The spill into the North Saskatchewan River in July 2016 forced the cities of North Battleford, Prince Albert and Melfort to shut off their water intakes for almost two months.

Calgary-based Husky pleaded guilty to three environmental charges: two under federal migratory birds and fisheries legislation and one under a provincial law for releasing a harmful substance.

The federal Crown withdrew seven other charges.

About 225,000 litres of diluted heavy oil spilled from Husky’s pipeline near Maidstone in west-central Saskatchewan. The company said about 40% made it into the river and more than 90% of the oil was recovered.

Provincial court Judge Lorna Dyck accepted a joint recommendation from lawyers on an amount for the fine.

“This case has been a difficult and a challenging one for a number of reasons,” she said in her decision.

She noted that two alarms had gone off but were not recorded or reported to senior staff.

“Once the leak was discovered, Husky acted quickly and properly,” said the judge. “I believe Husky has learned from this mistake.”

“There’s no doubt it has had a detrimental affect on Husky’s reputation and on the industry as a whole,” said Rae. “We have expended a lot of money on the cleanup – over $140 million.”

A victim impact statement filed by three Indigenous communities in the area said the cleanup wasn’t good enough. Chief Wayne Semaganis spoke on behalf of his Little Pine First Nation and also for the Sweetgrass and Red Pheasant bands.

He said birds, wildlife and fish still suffer the effects of the contamination and the First Nations have lost traditional use of their land.

“We no longer fish in the river. We no longer trap on or near reserve lands. We no longer farm on or near reserve lands,” he said. “We no longer drink water drawn from reserve lands.”

Semaganis said the Indigenous communities remain anxious, fearful and psychologically stressed.

The cities of North Battleford and Prince Albert also filed victim impact statements that were read out by the Crown.

“The impact was dire, ongoing and will cause long-lasting changes to procedures and processes,” said the statement from North Battleford’s city manager James Puffalt.

Prince Albert’s statement said the spill caused significant disruption and stress for residents and had considerable costs.

Spray parks were closed at the peak of the summer holidays.
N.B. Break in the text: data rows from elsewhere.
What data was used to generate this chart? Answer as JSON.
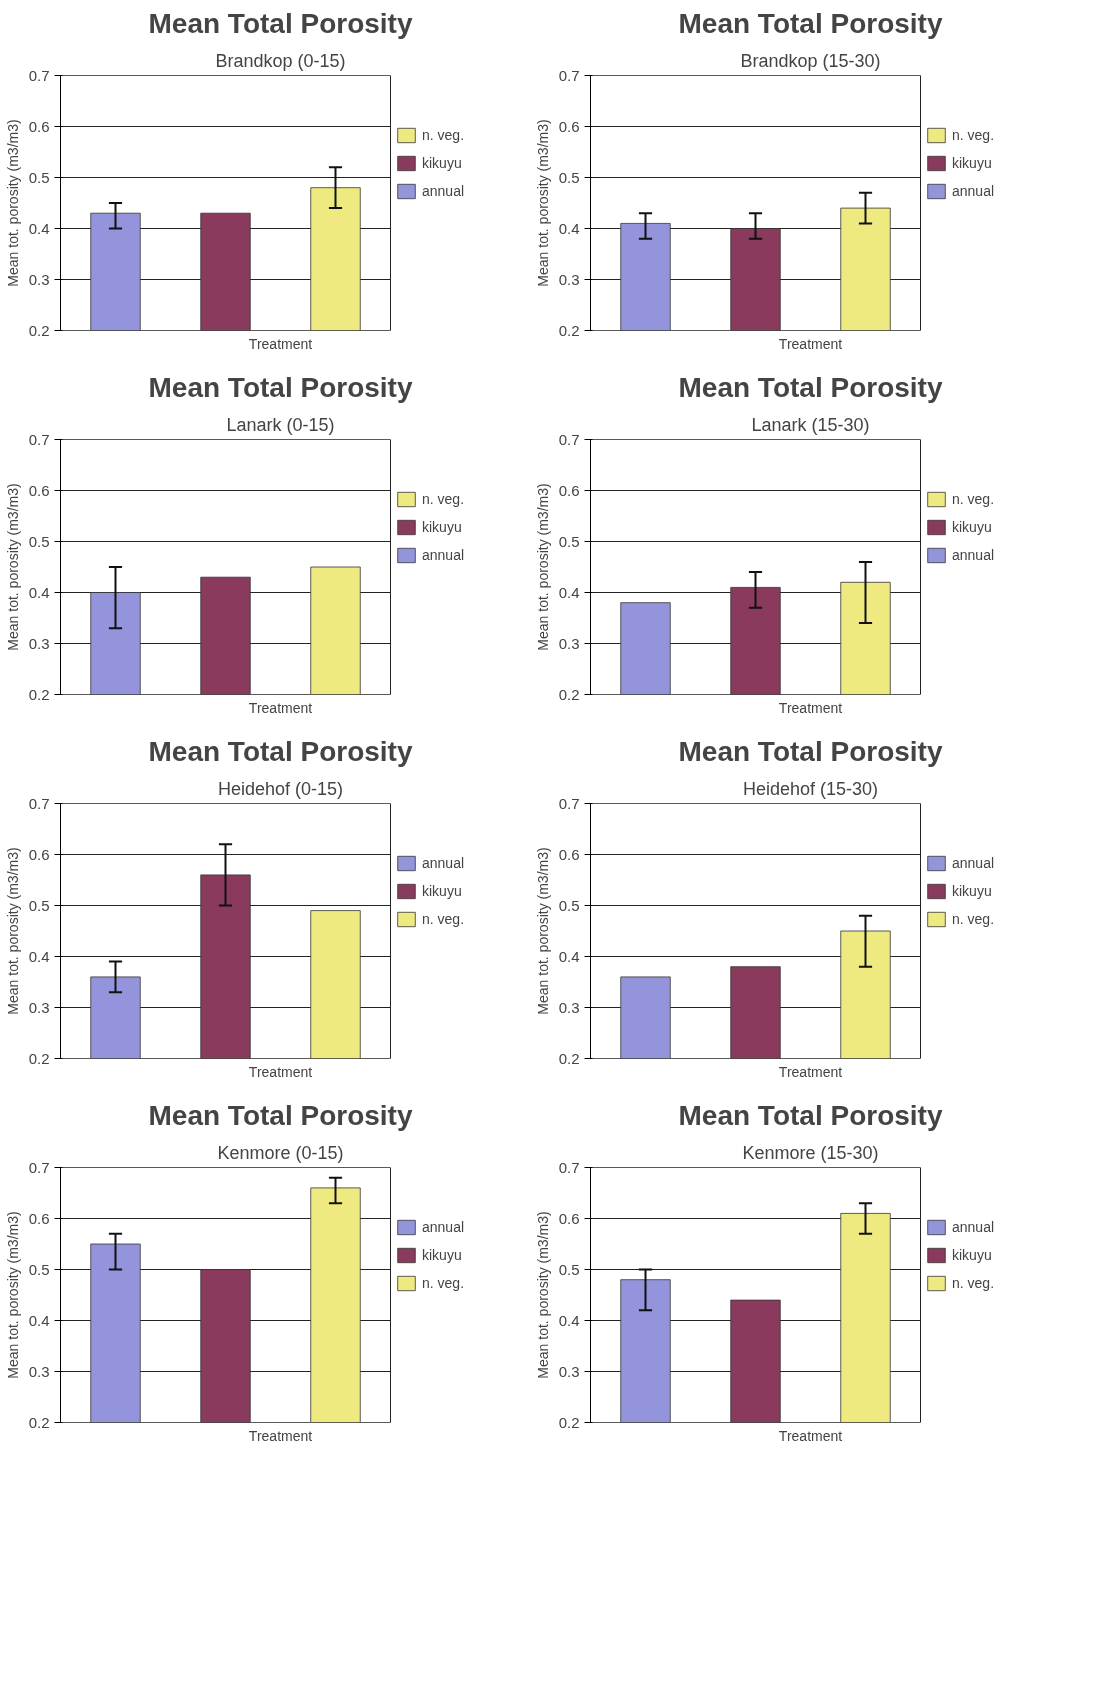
{
  "chart_data": [
    {
      "type": "bar",
      "title": "Mean Total Porosity",
      "subtitle": "Brandkop (0-15)",
      "xlabel": "Treatment",
      "ylabel": "Mean tot. porosity (m3/m3)",
      "categories": [
        null,
        null,
        null
      ],
      "ylim": [
        0.2,
        0.7
      ],
      "yticks": [
        0.2,
        0.3,
        0.4,
        0.5,
        0.6,
        0.7
      ],
      "grid": "y",
      "legend": "right",
      "tick_labels": "y",
      "series": [
        {
          "name": "n. veg.",
          "color": "#eeea80",
          "values": [
            null,
            null,
            0.48
          ],
          "errors": [
            null,
            null,
            [
              0.44,
              0.52
            ]
          ]
        },
        {
          "name": "kikuyu",
          "color": "#8a3a5c",
          "values": [
            null,
            0.43,
            null
          ],
          "errors": [
            null,
            null,
            null
          ]
        },
        {
          "name": "annual",
          "color": "#9494dc",
          "values": [
            0.43,
            null,
            null
          ],
          "errors": [
            [
              0.4,
              0.45
            ],
            null,
            null
          ]
        }
      ]
    },
    {
      "type": "bar",
      "title": "Mean Total Porosity",
      "subtitle": "Brandkop (15-30)",
      "xlabel": "Treatment",
      "ylabel": "Mean tot. porosity (m3/m3)",
      "categories": [
        null,
        null,
        null
      ],
      "ylim": [
        0.2,
        0.7
      ],
      "yticks": [
        0.2,
        0.3,
        0.4,
        0.5,
        0.6,
        0.7
      ],
      "grid": "y",
      "legend": "right",
      "tick_labels": "y",
      "series": [
        {
          "name": "n. veg.",
          "color": "#eeea80",
          "values": [
            null,
            null,
            0.44
          ],
          "errors": [
            null,
            null,
            [
              0.41,
              0.47
            ]
          ]
        },
        {
          "name": "kikuyu",
          "color": "#8a3a5c",
          "values": [
            null,
            0.4,
            null
          ],
          "errors": [
            null,
            [
              0.38,
              0.43
            ],
            null
          ]
        },
        {
          "name": "annual",
          "color": "#9494dc",
          "values": [
            0.41,
            null,
            null
          ],
          "errors": [
            [
              0.38,
              0.43
            ],
            null,
            null
          ]
        }
      ]
    },
    {
      "type": "bar",
      "title": "Mean Total Porosity",
      "subtitle": "Lanark (0-15)",
      "xlabel": "Treatment",
      "ylabel": "Mean tot. porosity (m3/m3)",
      "categories": [
        null,
        null,
        null
      ],
      "ylim": [
        0.2,
        0.7
      ],
      "yticks": [
        0.2,
        0.3,
        0.4,
        0.5,
        0.6,
        0.7
      ],
      "grid": "y",
      "legend": "right",
      "tick_labels": "y",
      "series": [
        {
          "name": "n. veg.",
          "color": "#eeea80",
          "values": [
            null,
            null,
            0.45
          ],
          "errors": [
            null,
            null,
            null
          ]
        },
        {
          "name": "kikuyu",
          "color": "#8a3a5c",
          "values": [
            null,
            0.43,
            null
          ],
          "errors": [
            null,
            null,
            null
          ]
        },
        {
          "name": "annual",
          "color": "#9494dc",
          "values": [
            0.4,
            null,
            null
          ],
          "errors": [
            [
              0.33,
              0.45
            ],
            null,
            null
          ]
        }
      ]
    },
    {
      "type": "bar",
      "title": "Mean Total Porosity",
      "subtitle": "Lanark (15-30)",
      "xlabel": "Treatment",
      "ylabel": "Mean tot. porosity (m3/m3)",
      "categories": [
        null,
        null,
        null
      ],
      "ylim": [
        0.2,
        0.7
      ],
      "yticks": [
        0.2,
        0.3,
        0.4,
        0.5,
        0.6,
        0.7
      ],
      "grid": "y",
      "legend": "right",
      "tick_labels": "y",
      "series": [
        {
          "name": "n. veg.",
          "color": "#eeea80",
          "values": [
            null,
            null,
            0.42
          ],
          "errors": [
            null,
            null,
            [
              0.34,
              0.46
            ]
          ]
        },
        {
          "name": "kikuyu",
          "color": "#8a3a5c",
          "values": [
            null,
            0.41,
            null
          ],
          "errors": [
            null,
            [
              0.37,
              0.44
            ],
            null
          ]
        },
        {
          "name": "annual",
          "color": "#9494dc",
          "values": [
            0.38,
            null,
            null
          ],
          "errors": [
            null,
            null,
            null
          ]
        }
      ]
    },
    {
      "type": "bar",
      "title": "Mean Total Porosity",
      "subtitle": "Heidehof (0-15)",
      "xlabel": "Treatment",
      "ylabel": "Mean tot. porosity (m3/m3)",
      "categories": [
        null,
        null,
        null
      ],
      "ylim": [
        0.2,
        0.7
      ],
      "yticks": [
        0.2,
        0.3,
        0.4,
        0.5,
        0.6,
        0.7
      ],
      "grid": "y",
      "legend": "right",
      "tick_labels": "y",
      "series": [
        {
          "name": "annual",
          "color": "#9494dc",
          "values": [
            0.36,
            null,
            null
          ],
          "errors": [
            [
              0.33,
              0.39
            ],
            null,
            null
          ]
        },
        {
          "name": "kikuyu",
          "color": "#8a3a5c",
          "values": [
            null,
            0.56,
            null
          ],
          "errors": [
            null,
            [
              0.5,
              0.62
            ],
            null
          ]
        },
        {
          "name": "n. veg.",
          "color": "#eeea80",
          "values": [
            null,
            null,
            0.49
          ],
          "errors": [
            null,
            null,
            null
          ]
        }
      ]
    },
    {
      "type": "bar",
      "title": "Mean Total Porosity",
      "subtitle": "Heidehof (15-30)",
      "xlabel": "Treatment",
      "ylabel": "Mean tot. porosity (m3/m3)",
      "categories": [
        null,
        null,
        null
      ],
      "ylim": [
        0.2,
        0.7
      ],
      "yticks": [
        0.2,
        0.3,
        0.4,
        0.5,
        0.6,
        0.7
      ],
      "grid": "y",
      "legend": "right",
      "tick_labels": "y",
      "series": [
        {
          "name": "annual",
          "color": "#9494dc",
          "values": [
            0.36,
            null,
            null
          ],
          "errors": [
            null,
            null,
            null
          ]
        },
        {
          "name": "kikuyu",
          "color": "#8a3a5c",
          "values": [
            null,
            0.38,
            null
          ],
          "errors": [
            null,
            null,
            null
          ]
        },
        {
          "name": "n. veg.",
          "color": "#eeea80",
          "values": [
            null,
            null,
            0.45
          ],
          "errors": [
            null,
            null,
            [
              0.38,
              0.48
            ]
          ]
        }
      ]
    },
    {
      "type": "bar",
      "title": "Mean Total Porosity",
      "subtitle": "Kenmore (0-15)",
      "xlabel": "Treatment",
      "ylabel": "Mean tot. porosity (m3/m3)",
      "categories": [
        null,
        null,
        null
      ],
      "ylim": [
        0.2,
        0.7
      ],
      "yticks": [
        0.2,
        0.3,
        0.4,
        0.5,
        0.6,
        0.7
      ],
      "grid": "y",
      "legend": "right",
      "tick_labels": "y",
      "series": [
        {
          "name": "annual",
          "color": "#9494dc",
          "values": [
            0.55,
            null,
            null
          ],
          "errors": [
            [
              0.5,
              0.57
            ],
            null,
            null
          ]
        },
        {
          "name": "kikuyu",
          "color": "#8a3a5c",
          "values": [
            null,
            0.5,
            null
          ],
          "errors": [
            null,
            null,
            null
          ]
        },
        {
          "name": "n. veg.",
          "color": "#eeea80",
          "values": [
            null,
            null,
            0.66
          ],
          "errors": [
            null,
            null,
            [
              0.63,
              0.68
            ]
          ]
        }
      ]
    },
    {
      "type": "bar",
      "title": "Mean Total Porosity",
      "subtitle": "Kenmore (15-30)",
      "xlabel": "Treatment",
      "ylabel": "Mean tot. porosity (m3/m3)",
      "categories": [
        null,
        null,
        null
      ],
      "ylim": [
        0.2,
        0.7
      ],
      "yticks": [
        0.2,
        0.3,
        0.4,
        0.5,
        0.6,
        0.7
      ],
      "grid": "y",
      "legend": "right",
      "tick_labels": "y",
      "series": [
        {
          "name": "annual",
          "color": "#9494dc",
          "values": [
            0.48,
            null,
            null
          ],
          "errors": [
            [
              0.42,
              0.5
            ],
            null,
            null
          ]
        },
        {
          "name": "kikuyu",
          "color": "#8a3a5c",
          "values": [
            null,
            0.44,
            null
          ],
          "errors": [
            null,
            null,
            null
          ]
        },
        {
          "name": "n. veg.",
          "color": "#eeea80",
          "values": [
            null,
            null,
            0.61
          ],
          "errors": [
            null,
            null,
            [
              0.57,
              0.63
            ]
          ]
        }
      ]
    }
  ]
}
Laundromats were shut down. Car washes couldn’t operate and businesses had to close.

“The city was forced to implement its emergency operations centre,” said the statement.
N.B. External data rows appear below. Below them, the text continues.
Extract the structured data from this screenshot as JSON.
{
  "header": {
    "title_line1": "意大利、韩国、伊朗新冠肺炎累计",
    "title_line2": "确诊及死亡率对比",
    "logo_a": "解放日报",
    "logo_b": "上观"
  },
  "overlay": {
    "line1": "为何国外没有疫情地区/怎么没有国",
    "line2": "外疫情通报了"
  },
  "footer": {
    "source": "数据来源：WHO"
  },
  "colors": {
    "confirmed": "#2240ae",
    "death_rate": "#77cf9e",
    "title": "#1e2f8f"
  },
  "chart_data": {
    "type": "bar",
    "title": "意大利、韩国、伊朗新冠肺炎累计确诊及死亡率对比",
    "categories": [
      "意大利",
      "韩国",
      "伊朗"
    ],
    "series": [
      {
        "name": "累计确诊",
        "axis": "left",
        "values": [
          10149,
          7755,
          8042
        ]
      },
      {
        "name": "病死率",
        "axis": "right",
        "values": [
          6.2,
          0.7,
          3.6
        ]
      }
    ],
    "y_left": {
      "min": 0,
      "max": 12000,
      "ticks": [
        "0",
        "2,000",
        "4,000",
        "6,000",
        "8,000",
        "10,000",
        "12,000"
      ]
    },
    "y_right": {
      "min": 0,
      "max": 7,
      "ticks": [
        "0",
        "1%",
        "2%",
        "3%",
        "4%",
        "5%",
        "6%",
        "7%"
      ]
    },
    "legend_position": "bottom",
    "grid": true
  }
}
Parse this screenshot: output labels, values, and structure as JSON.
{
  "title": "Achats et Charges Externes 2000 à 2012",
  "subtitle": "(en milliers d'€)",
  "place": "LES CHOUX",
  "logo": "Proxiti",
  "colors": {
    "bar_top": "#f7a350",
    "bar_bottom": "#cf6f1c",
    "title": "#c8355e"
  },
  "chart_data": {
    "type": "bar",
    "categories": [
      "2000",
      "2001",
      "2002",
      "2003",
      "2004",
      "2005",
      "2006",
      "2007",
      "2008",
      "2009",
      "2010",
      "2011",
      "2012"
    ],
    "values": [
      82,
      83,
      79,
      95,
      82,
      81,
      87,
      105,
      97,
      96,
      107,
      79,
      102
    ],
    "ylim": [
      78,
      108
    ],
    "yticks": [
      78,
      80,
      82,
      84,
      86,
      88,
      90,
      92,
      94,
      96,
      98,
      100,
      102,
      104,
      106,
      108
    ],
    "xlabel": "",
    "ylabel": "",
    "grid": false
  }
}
The city also had to lay temporary lines to two nearby rivers for drinking water.

Saskatchewan prosecutor Matthew Miazga told court there has never been an environmental event as significant in the province.

“Literally tens of thousands of people downstream were impacted.”
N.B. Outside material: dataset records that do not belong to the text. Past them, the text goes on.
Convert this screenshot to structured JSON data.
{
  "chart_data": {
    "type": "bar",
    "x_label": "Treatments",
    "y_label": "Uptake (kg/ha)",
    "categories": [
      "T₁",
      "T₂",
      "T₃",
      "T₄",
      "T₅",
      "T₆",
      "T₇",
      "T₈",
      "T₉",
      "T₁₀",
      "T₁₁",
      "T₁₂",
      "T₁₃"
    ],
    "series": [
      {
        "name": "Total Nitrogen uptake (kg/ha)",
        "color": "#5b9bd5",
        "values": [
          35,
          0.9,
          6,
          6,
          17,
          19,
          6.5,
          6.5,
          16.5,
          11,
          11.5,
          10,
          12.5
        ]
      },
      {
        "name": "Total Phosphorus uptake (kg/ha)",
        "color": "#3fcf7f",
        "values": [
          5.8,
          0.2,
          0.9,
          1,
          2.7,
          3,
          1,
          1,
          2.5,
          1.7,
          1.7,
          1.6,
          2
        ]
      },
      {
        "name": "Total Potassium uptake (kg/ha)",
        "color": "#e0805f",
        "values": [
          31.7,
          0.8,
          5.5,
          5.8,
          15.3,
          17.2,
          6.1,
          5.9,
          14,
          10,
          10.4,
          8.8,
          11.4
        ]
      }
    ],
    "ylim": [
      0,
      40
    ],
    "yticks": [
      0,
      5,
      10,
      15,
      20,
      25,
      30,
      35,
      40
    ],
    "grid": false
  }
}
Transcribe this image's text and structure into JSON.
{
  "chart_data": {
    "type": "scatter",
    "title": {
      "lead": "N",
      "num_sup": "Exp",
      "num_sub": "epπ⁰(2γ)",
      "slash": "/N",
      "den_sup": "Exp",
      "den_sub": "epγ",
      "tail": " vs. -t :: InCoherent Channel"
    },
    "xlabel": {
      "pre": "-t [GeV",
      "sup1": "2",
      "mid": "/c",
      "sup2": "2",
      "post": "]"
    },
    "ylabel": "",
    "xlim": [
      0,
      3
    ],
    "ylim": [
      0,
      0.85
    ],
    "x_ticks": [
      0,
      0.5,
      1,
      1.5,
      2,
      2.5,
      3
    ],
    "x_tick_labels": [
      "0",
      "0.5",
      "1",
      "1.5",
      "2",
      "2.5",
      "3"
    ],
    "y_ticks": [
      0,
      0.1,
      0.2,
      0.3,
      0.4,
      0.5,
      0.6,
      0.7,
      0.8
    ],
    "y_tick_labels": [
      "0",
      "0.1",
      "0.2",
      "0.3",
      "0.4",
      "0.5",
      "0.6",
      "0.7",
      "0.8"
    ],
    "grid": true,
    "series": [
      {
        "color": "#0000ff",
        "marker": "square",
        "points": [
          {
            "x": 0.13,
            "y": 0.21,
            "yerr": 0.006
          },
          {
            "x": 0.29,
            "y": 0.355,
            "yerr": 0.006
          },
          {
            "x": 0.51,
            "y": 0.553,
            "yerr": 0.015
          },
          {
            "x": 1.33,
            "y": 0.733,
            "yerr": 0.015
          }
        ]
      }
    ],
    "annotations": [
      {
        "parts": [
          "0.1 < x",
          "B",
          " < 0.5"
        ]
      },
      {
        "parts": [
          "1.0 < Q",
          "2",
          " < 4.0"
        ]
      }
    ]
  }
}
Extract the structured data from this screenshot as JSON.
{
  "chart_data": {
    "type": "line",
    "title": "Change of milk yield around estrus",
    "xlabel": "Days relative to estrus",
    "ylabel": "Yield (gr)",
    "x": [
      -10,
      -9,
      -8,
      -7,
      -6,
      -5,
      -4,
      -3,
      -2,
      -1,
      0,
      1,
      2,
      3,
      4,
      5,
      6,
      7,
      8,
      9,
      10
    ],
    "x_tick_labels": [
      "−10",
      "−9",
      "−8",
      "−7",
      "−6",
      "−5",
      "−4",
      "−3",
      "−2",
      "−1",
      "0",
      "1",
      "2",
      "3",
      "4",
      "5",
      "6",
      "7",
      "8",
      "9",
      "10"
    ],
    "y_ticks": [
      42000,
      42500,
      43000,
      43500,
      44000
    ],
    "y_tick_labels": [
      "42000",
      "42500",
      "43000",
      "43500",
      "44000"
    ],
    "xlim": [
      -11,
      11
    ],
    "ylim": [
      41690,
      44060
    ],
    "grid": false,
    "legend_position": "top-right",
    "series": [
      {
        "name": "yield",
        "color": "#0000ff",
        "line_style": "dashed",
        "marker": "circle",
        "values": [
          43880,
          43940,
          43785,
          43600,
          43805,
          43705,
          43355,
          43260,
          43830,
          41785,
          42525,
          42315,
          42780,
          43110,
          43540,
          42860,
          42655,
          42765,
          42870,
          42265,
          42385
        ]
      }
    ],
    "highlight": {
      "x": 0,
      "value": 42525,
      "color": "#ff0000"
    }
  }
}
Environment Canada investigator Jeff Puetz said staff put their full effort into getting information.

“We did search warrants and gathered tens of thousands of copies of documents from Husky in order to get enough evidence,” he said.

The company said the pipeline buckled and leaked because of ground movement.

The line was allowed to reopen in October 2016 after being repaired and inspected.

Husky CEO Rob Peabody noted in a release that the oil and gas producer has been doing business in the Lloydminster region for more than 70 years.

“We understand that some people think we could have done better. After having such a long and successful history in this region, the event three years ago was a disappointment for all of us.”

He added that the company has made improvements that include an updated leak response protocol, regular geotechnical reviews of pipelines and fibre optic sensing technology.